The Hammerspace advantage:
- Hammerspace is unique in that it is the first company that has built a file system that is capable of spanning infrastructure of any type, from any vendor file, block, or object from any of the vendors of block storage, file storage, object storage, whether it’s on prem or in the cloud.
- The actual logical structure of the data, the file system, the directories are the same, regardless of where the data is, at any given point in time distributed across that infrastructure.
- It can automate the granular movement of data. Through policy, data can be pushed to the places where it’s needed, from one cloud to another, from one data center to another, etc. And you can use AI to help identify those things and get them moved.
- It will do the work to go in and pull data and because it’s down to the individual files, you can work with massive datasets.
- Data orchestration means that you never have to stop your use of the data to be able to move it. Hammerspace assumes that data is always in motion, that datasets are going from one place to another.
- This is fundamentally different from data management, which assumes you have to stop using it in order to copy it. The movement of data is exclusive to the use of data.
- The movement of data, the scheduling of how things get moved from one site to another, can finally be automated and free up folks to work at the platform and data layers, instead of the infrastructure layer.
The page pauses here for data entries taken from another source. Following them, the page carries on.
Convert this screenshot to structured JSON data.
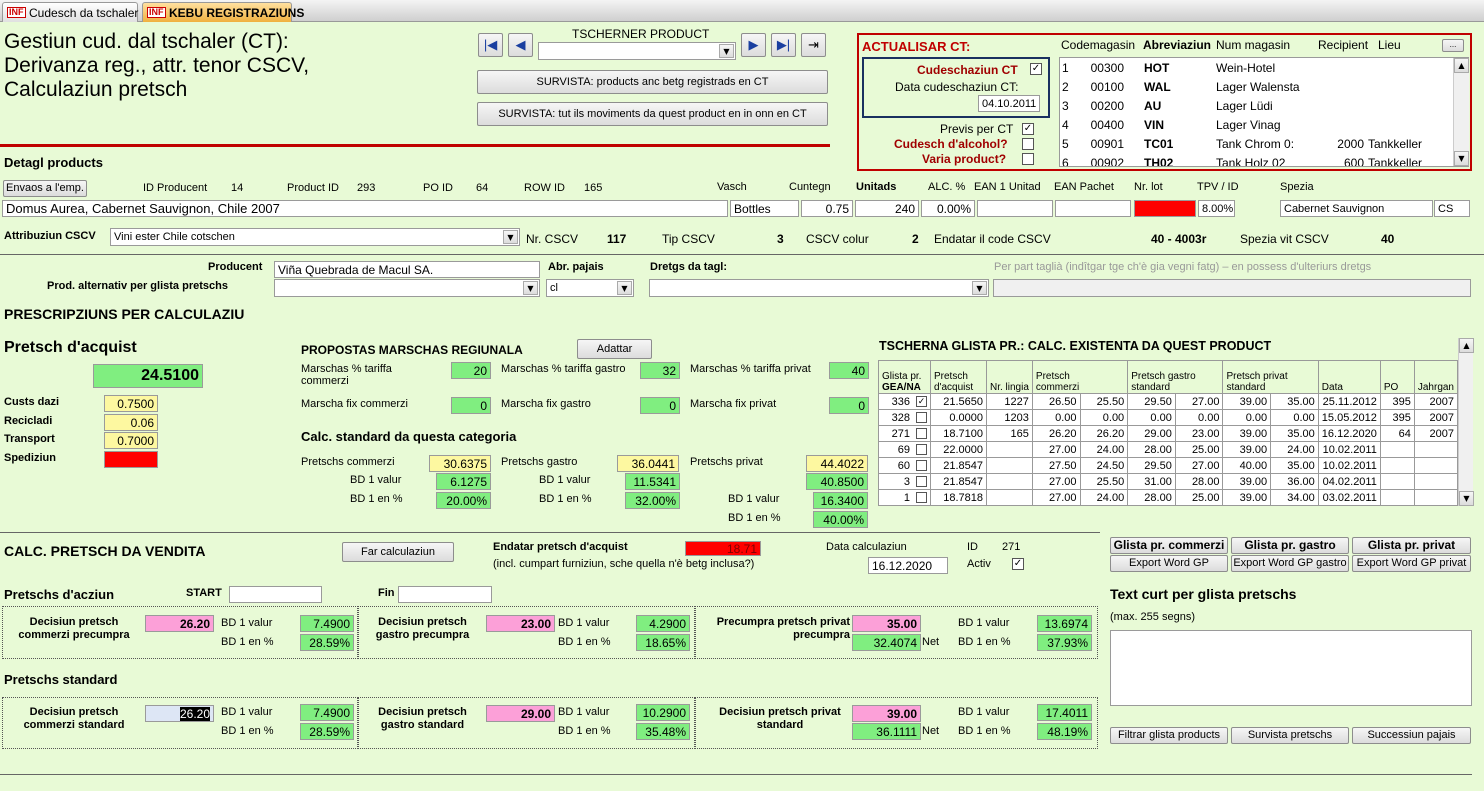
{
  "tabs": [
    {
      "label": "Cudesch da tschaler"
    },
    {
      "label": "KEBU REGISTRAZIUNS"
    }
  ],
  "logo": "INF",
  "title": {
    "l1": "Gestiun cud. dal tschaler (CT):",
    "l2": "Derivanza reg., attr. tenor CSCV,",
    "l3": "Calculaziun pretsch"
  },
  "nav": {
    "label": "TSCHERNER PRODUCT",
    "btn1": "SURVISTA: products anc betg registrads en CT",
    "btn2": "SURVISTA: tut ils moviments da quest product en in onn en CT"
  },
  "ct": {
    "title": "ACTUALISAR CT:",
    "cudeschaziun": "Cudeschaziun CT",
    "data_label": "Data cudeschaziun CT:",
    "data": "04.10.2011",
    "previs": "Previs per CT",
    "alcohol": "Cudesch d'alcohol?",
    "varia": "Varia product?",
    "cols": {
      "code": "Codemagasin",
      "abr": "Abreviaziun",
      "num": "Num magasin",
      "rec": "Recipient",
      "lieu": "Lieu"
    },
    "more": "...",
    "rows": [
      {
        "n": "1",
        "code": "00300",
        "abr": "HOT",
        "num": "Wein-Hotel",
        "rec": "",
        "lieu": ""
      },
      {
        "n": "2",
        "code": "00100",
        "abr": "WAL",
        "num": "Lager Walensta",
        "rec": "",
        "lieu": ""
      },
      {
        "n": "3",
        "code": "00200",
        "abr": "AU",
        "num": "Lager Lüdi",
        "rec": "",
        "lieu": ""
      },
      {
        "n": "4",
        "code": "00400",
        "abr": "VIN",
        "num": "Lager Vinag",
        "rec": "",
        "lieu": ""
      },
      {
        "n": "5",
        "code": "00901",
        "abr": "TC01",
        "num": "Tank Chrom 0:",
        "rec": "2000",
        "lieu": "Tankkeller"
      },
      {
        "n": "6",
        "code": "00902",
        "abr": "TH02",
        "num": "Tank Holz 02",
        "rec": "600",
        "lieu": "Tankkeller"
      }
    ]
  },
  "detail": {
    "title": "Detagl products",
    "envoi": "Envaos a l'emp.",
    "idp_l": "ID Producent",
    "idp": "14",
    "pid_l": "Product ID",
    "pid": "293",
    "po_l": "PO ID",
    "po": "64",
    "row_l": "ROW ID",
    "row": "165",
    "vasch_l": "Vasch",
    "cuntegn_l": "Cuntegn",
    "unitads_l": "Unitads",
    "alc_l": "ALC. %",
    "ean1_l": "EAN 1 Unitad",
    "eanp_l": "EAN Pachet",
    "lot_l": "Nr. lot",
    "tpv_l": "TPV / ID",
    "spezia_l": "Spezia",
    "name": "Domus Aurea, Cabernet Sauvignon, Chile 2007",
    "vasch": "Bottles",
    "cuntegn": "0.75",
    "unitads": "240",
    "alc": "0.00%",
    "tpv": "8.00%",
    "spezia": "Cabernet Sauvignon",
    "spezia2": "CS"
  },
  "attr": {
    "label": "Attribuziun CSCV",
    "value": "Vini ester Chile cotschen",
    "nr_l": "Nr. CSCV",
    "nr": "117",
    "tip_l": "Tip CSCV",
    "tip": "3",
    "col_l": "CSCV colur",
    "col": "2",
    "end_l": "Endatar il code CSCV",
    "end": "40 - 4003r",
    "vit_l": "Spezia vit CSCV",
    "vit": "40"
  },
  "prod": {
    "label": "Producent",
    "value": "Viña Quebrada de Macul SA.",
    "abr_l": "Abr. pajais",
    "abr": "cl",
    "dretgs_l": "Dretgs da tagl:",
    "hint": "Per part taglià (indîtgar tge ch'è gia vegni fatg) – en possess d'ulteriurs dretgs",
    "alt_l": "Prod. alternativ per glista pretschs"
  },
  "presc": {
    "title": "PRESCRIPZIUNS PER CALCULAZIU"
  },
  "acquist": {
    "title": "Pretsch d'acquist",
    "value": "24.5100",
    "dazi_l": "Custs dazi",
    "dazi": "0.7500",
    "recic_l": "Recicladi",
    "recic": "0.06",
    "trans_l": "Transport",
    "trans": "0.7000",
    "sped_l": "Spediziun"
  },
  "marsch": {
    "title": "PROPOSTAS MARSCHAS REGIUNALA",
    "adattar": "Adattar",
    "t_comm": "Marschas % tariffa commerzi",
    "v_comm": "20",
    "t_gastro": "Marschas % tariffa gastro",
    "v_gastro": "32",
    "t_priv": "Marschas % tariffa privat",
    "v_priv": "40",
    "f_comm": "Marscha fix commerzi",
    "fv_comm": "0",
    "f_gastro": "Marscha fix gastro",
    "fv_gastro": "0",
    "f_priv": "Marscha fix privat",
    "fv_priv": "0"
  },
  "calcstd": {
    "title": "Calc. standard da questa categoria",
    "pc_l": "Pretschs commerzi",
    "pc": "30.6375",
    "pg_l": "Pretschs gastro",
    "pg": "36.0441",
    "pp_l": "Pretschs privat",
    "pp": "44.4022",
    "bdv": "BD 1 valur",
    "bdp": "BD 1 en %",
    "c_v": "6.1275",
    "c_p": "20.00%",
    "g_v": "11.5341",
    "g_p": "32.00%",
    "p_x": "40.8500",
    "p_v": "16.3400",
    "p_p": "40.00%"
  },
  "glista": {
    "title": "TSCHERNA GLISTA PR.: CALC. EXISTENTA DA QUEST PRODUCT",
    "h": {
      "g1": "Glista pr.",
      "g2": "GEA/NA",
      "pa1": "Pretsch",
      "pa2": "d'acquist",
      "nl": "Nr. lingia",
      "pc1": "Pretsch",
      "pc2": "commerzi",
      "pg1": "Pretsch gastro",
      "pg2": "standard",
      "pp1": "Pretsch privat",
      "pp2": "standard",
      "d": "Data",
      "po": "PO",
      "j": "Jahrgan"
    },
    "rows": [
      {
        "g": "336",
        "chk": "✓",
        "pa": "21.5650",
        "nl": "1227",
        "c1": "26.50",
        "c2": "25.50",
        "g1": "29.50",
        "g2": "27.00",
        "p1": "39.00",
        "p2": "35.00",
        "d": "25.11.2012",
        "po": "395",
        "j": "2007"
      },
      {
        "g": "328",
        "chk": "",
        "pa": "0.0000",
        "nl": "1203",
        "c1": "0.00",
        "c2": "0.00",
        "g1": "0.00",
        "g2": "0.00",
        "p1": "0.00",
        "p2": "0.00",
        "d": "15.05.2012",
        "po": "395",
        "j": "2007"
      },
      {
        "g": "271",
        "chk": "",
        "pa": "18.7100",
        "nl": "165",
        "c1": "26.20",
        "c2": "26.20",
        "g1": "29.00",
        "g2": "23.00",
        "p1": "39.00",
        "p2": "35.00",
        "d": "16.12.2020",
        "po": "64",
        "j": "2007"
      },
      {
        "g": "69",
        "chk": "",
        "pa": "22.0000",
        "nl": "",
        "c1": "27.00",
        "c2": "24.00",
        "g1": "28.00",
        "g2": "25.00",
        "p1": "39.00",
        "p2": "24.00",
        "d": "10.02.2011",
        "po": "",
        "j": ""
      },
      {
        "g": "60",
        "chk": "",
        "pa": "21.8547",
        "nl": "",
        "c1": "27.50",
        "c2": "24.50",
        "g1": "29.50",
        "g2": "27.00",
        "p1": "40.00",
        "p2": "35.00",
        "d": "10.02.2011",
        "po": "",
        "j": ""
      },
      {
        "g": "3",
        "chk": "",
        "pa": "21.8547",
        "nl": "",
        "c1": "27.00",
        "c2": "25.50",
        "g1": "31.00",
        "g2": "28.00",
        "p1": "39.00",
        "p2": "36.00",
        "d": "04.02.2011",
        "po": "",
        "j": ""
      },
      {
        "g": "1",
        "chk": "",
        "pa": "18.7818",
        "nl": "",
        "c1": "27.00",
        "c2": "24.00",
        "g1": "28.00",
        "g2": "25.00",
        "p1": "39.00",
        "p2": "34.00",
        "d": "03.02.2011",
        "po": "",
        "j": ""
      }
    ]
  },
  "vend": {
    "title": "CALC. PRETSCH DA VENDITA",
    "far": "Far calculaziun",
    "end_l": "Endatar pretsch d'acquist",
    "end": "18.71",
    "incl": "(incl. cumpart furniziun, sche quella n'è betg inclusa?)",
    "data_l": "Data calculaziun",
    "data": "16.12.2020",
    "id_l": "ID",
    "id": "271",
    "activ_l": "Activ"
  },
  "gl": {
    "comm": "Glista pr. commerzi",
    "gastro": "Glista pr. gastro",
    "priv": "Glista pr. privat",
    "w1": "Export Word GP",
    "w2": "Export Word GP gastro",
    "w3": "Export Word GP privat"
  },
  "aczi": {
    "title": "Pretschs d'acziun",
    "start": "START",
    "fin": "Fin",
    "c_l": "Decisiun pretsch commerzi precumpra",
    "c": "26.20",
    "c_v": "7.4900",
    "c_p": "28.59%",
    "g_l": "Decisiun pretsch gastro precumpra",
    "g": "23.00",
    "g_v": "4.2900",
    "g_p": "18.65%",
    "p_l": "Precumpra pretsch privat precumpra",
    "p": "35.00",
    "p_n": "32.4074",
    "p_v": "13.6974",
    "p_p": "37.93%",
    "net": "Net"
  },
  "std": {
    "title": "Pretschs standard",
    "c_l": "Decisiun pretsch commerzi standard",
    "c": "26.20",
    "c_v": "7.4900",
    "c_p": "28.59%",
    "g_l": "Decisiun pretsch gastro standard",
    "g": "29.00",
    "g_v": "10.2900",
    "g_p": "35.48%",
    "p_l": "Decisiun pretsch privat standard",
    "p": "39.00",
    "p_n": "36.1111",
    "p_v": "17.4011",
    "p_p": "48.19%",
    "net": "Net"
  },
  "bd": {
    "v": "BD 1 valur",
    "p": "BD 1 en %"
  },
  "text": {
    "title": "Text curt per glista pretschs",
    "sub": "(max. 255 segns)"
  },
  "bottom": {
    "b1": "Filtrar glista products",
    "b2": "Survista pretschs",
    "b3": "Successiun pajais"
  }
}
- With the data being orchestrated so that on-prem file systems can also be present in the cloud and in different regions or business models, whether you have cloud or colo facilities nearby, you have a presentation of all of the same data with high performance.
- You can tap into the global talent pool and have them be readily productive because they have access to the data nearby, wherever they are.
- One of its customers is Blue Origin, a Jeff Bezos company. It uses Hammerspace as its data platform for its on-prem infrastructure and the ability to move it into the cloud.
The Hammerspace challenge:
- People are still used to data being physically bound in the infrastructure. Part of Hammerspace’s challenge is to get people to imagine a world where data is not something that’s rendered by storage, but something that transcends the infrastructure.
- People are stuck in that mindset that data is so hard to move, that it’s so disruptive to move it, and that we have to move the workload to the data.
- Compute requires exotic processors, has to be physically stacked, and plugged into the power grid. The fact is, data is digital, so it’s the thing that ought to be moved, not the other way around.
First-ever institutional investment:
- Hammerspace announced $56.7 million in funding in its first round of institutional investment, led by Prosperity7 Ventures.
- This announcement is very important because it represents the first time Hammerspace has taken on institutional investors.
- When it was launched in 2018, Flynn personally financed the company to the tune of $20 million.
- The company was privileged enough to be able to wait before taking on external partners and that allowed them to be selective. They want investors who understand the long-term vision of the company, who would hold and grow with the company, even after they go public.
- This is about redefining how data is made permanent and how data is made available for use away from an infrastructure-centric model, which is going to take a major investment in time.
- Prosperity7 has one limited partner (Saudi Aramco) and they are investing for the long run because they’re investing money in future technologies. ARK Invest’s Cathie Wood created a whole new asset class of investment (disruptive innovation) in companies who stand to disrupt entire industries. It’s a very big privilege to have her jump in early.